Asia-Pacific nations agree on way forward to build a society for all ages

Asia-Pacific is at the forefront of the global phenomenon of population ageing.

Asia-Pacific governments have concluded three days of talks by endorsing the Bangkok Statement on the Asia-Pacific Review of the Implementation of the Madrid International Plan of Action on Ageing (MIPAA).

Asia-Pacific is at the forefront of the global phenomenon of population ageing. The number of older persons is rising at an unprecedented pace unmatched by any other region. Currently, the region is home to just over half of the world’s elderly population. By 2050, almost two thirds of the world’s older persons will be living in Asia-Pacific.

The Bangkok Statement calls for preparing for and adapting to the ageing of Asia-Pacific by strengthening social protection systems, including provision of universal old-age income security through pensions, and by adapting health systems in response to the needs of older persons through an integrated continuum of care.

Some 100 senior officials and civil society representatives from 30 Asia-Pacific countries met this week at the Asia-Pacific Intergovernmental Meeting on the Second Review and Appraisal of the Madrid International Plan of Action on Ageing convened by the United Nations Economic and Social Commission for Asia and the Pacific (ESCAP) to review the region’s progress in the implementation of MIPAA and to identify the way forward to build society for all ages.

“Timely policy measures are essential for making the vital social and economic adjustments necessary to prepare for national and collective regional transition to an ageing society,” said Mr. Shun-ichi Murata, Officer-in-charge a.i. of ESCAP.

As an example, Thailand’s current National Plan for Older Persons (2002-2021) serves as the comprehensive strategic plan for action on the elderly. “The objectives of this Plan are to promote older persons’ well-being through setting actions that emphasize the dignity, autonomy and security of older adults,” said H.E. Mr. Santi Promphat, Minister of Social and Development and Human Security, Thailand.

The meeting highlighted positive contributions made by older persons to their families, communities and society. Ms.
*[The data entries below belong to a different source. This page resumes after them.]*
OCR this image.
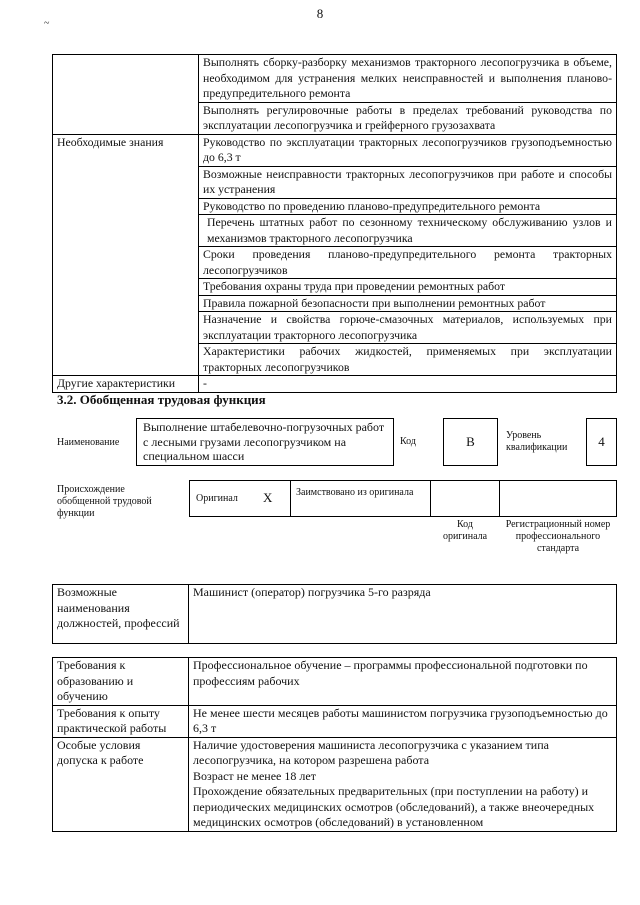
8
~
	Выполнять сборку-разборку механизмов тракторного лесопогрузчика в объеме, необходимом для устранения мелких неисправностей и выполнения планово-предупредительного ремонта
	Выполнять регулировочные работы в пределах требований руководства по эксплуатации лесопогрузчика и грейферного грузозахвата
Необходимые знания	Руководство по эксплуатации тракторных лесопогрузчиков грузоподъемностью до 6,3 т
	Возможные неисправности тракторных лесопогрузчиков при работе и способы их устранения
	Руководство по проведению планово-предупредительного ремонта
	Перечень штатных работ по сезонному техническому обслуживанию узлов и механизмов тракторного лесопогрузчика
	Сроки проведения планово-предупредительного ремонта тракторных лесопогрузчиков
	Требования охраны труда при проведении ремонтных работ
	Правила пожарной безопасности при выполнении ремонтных работ
	Назначение и свойства горюче-смазочных материалов, используемых при эксплуатации тракторного лесопогрузчика
	Характеристики рабочих жидкостей, применяемых при эксплуатации тракторных лесопогрузчиков
Другие характеристики	-
3.2. Обобщенная трудовая функция
Наименование
Выполнение штабелевочно-погрузочных работ с лесными грузами лесопогрузчиком на специальном шасси
Код	В	Уровень квалификации	4
Происхождение обобщенной трудовой функции
Оригинал X Заимствовано из оригинала
Код оригинала
Регистрационный номер профессионального стандарта
Возможные наименования должностей, профессий	Машинист (оператор) погрузчика 5-го разряда
Требования к образованию и обучению	Профессиональное обучение – программы профессиональной подготовки по профессиям рабочих

Требования к опыту практической работы	Не менее шести месяцев работы машинистом погрузчика грузоподъемностью до 6,3 т

Особые условия допуска к работе	Наличие удостоверения машиниста лесопогрузчика с указанием типа лесопогрузчика, на котором разрешена работа
Возраст не менее 18 лет
Прохождение обязательных предварительных (при поступлении на работу) и периодических медицинских осмотров (обследований), а также внеочередных медицинских осмотров (обследований) в установленном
Mohini Giri, Chairperson of the Guild for Service, told delegates: “I believe that the knowledge that older persons have from their lived experiences generates ideas important for policy making and for resetting social, economic and political issues towards social justice… the voices of older persons across the world have become marginalized.”

The Bangkok Statement will serve as the Asia-Pacific input to the global review and appraisal of MIPAA to be conducted in New York in early 2013 under the auspices of the United Nations Commission for Social Development.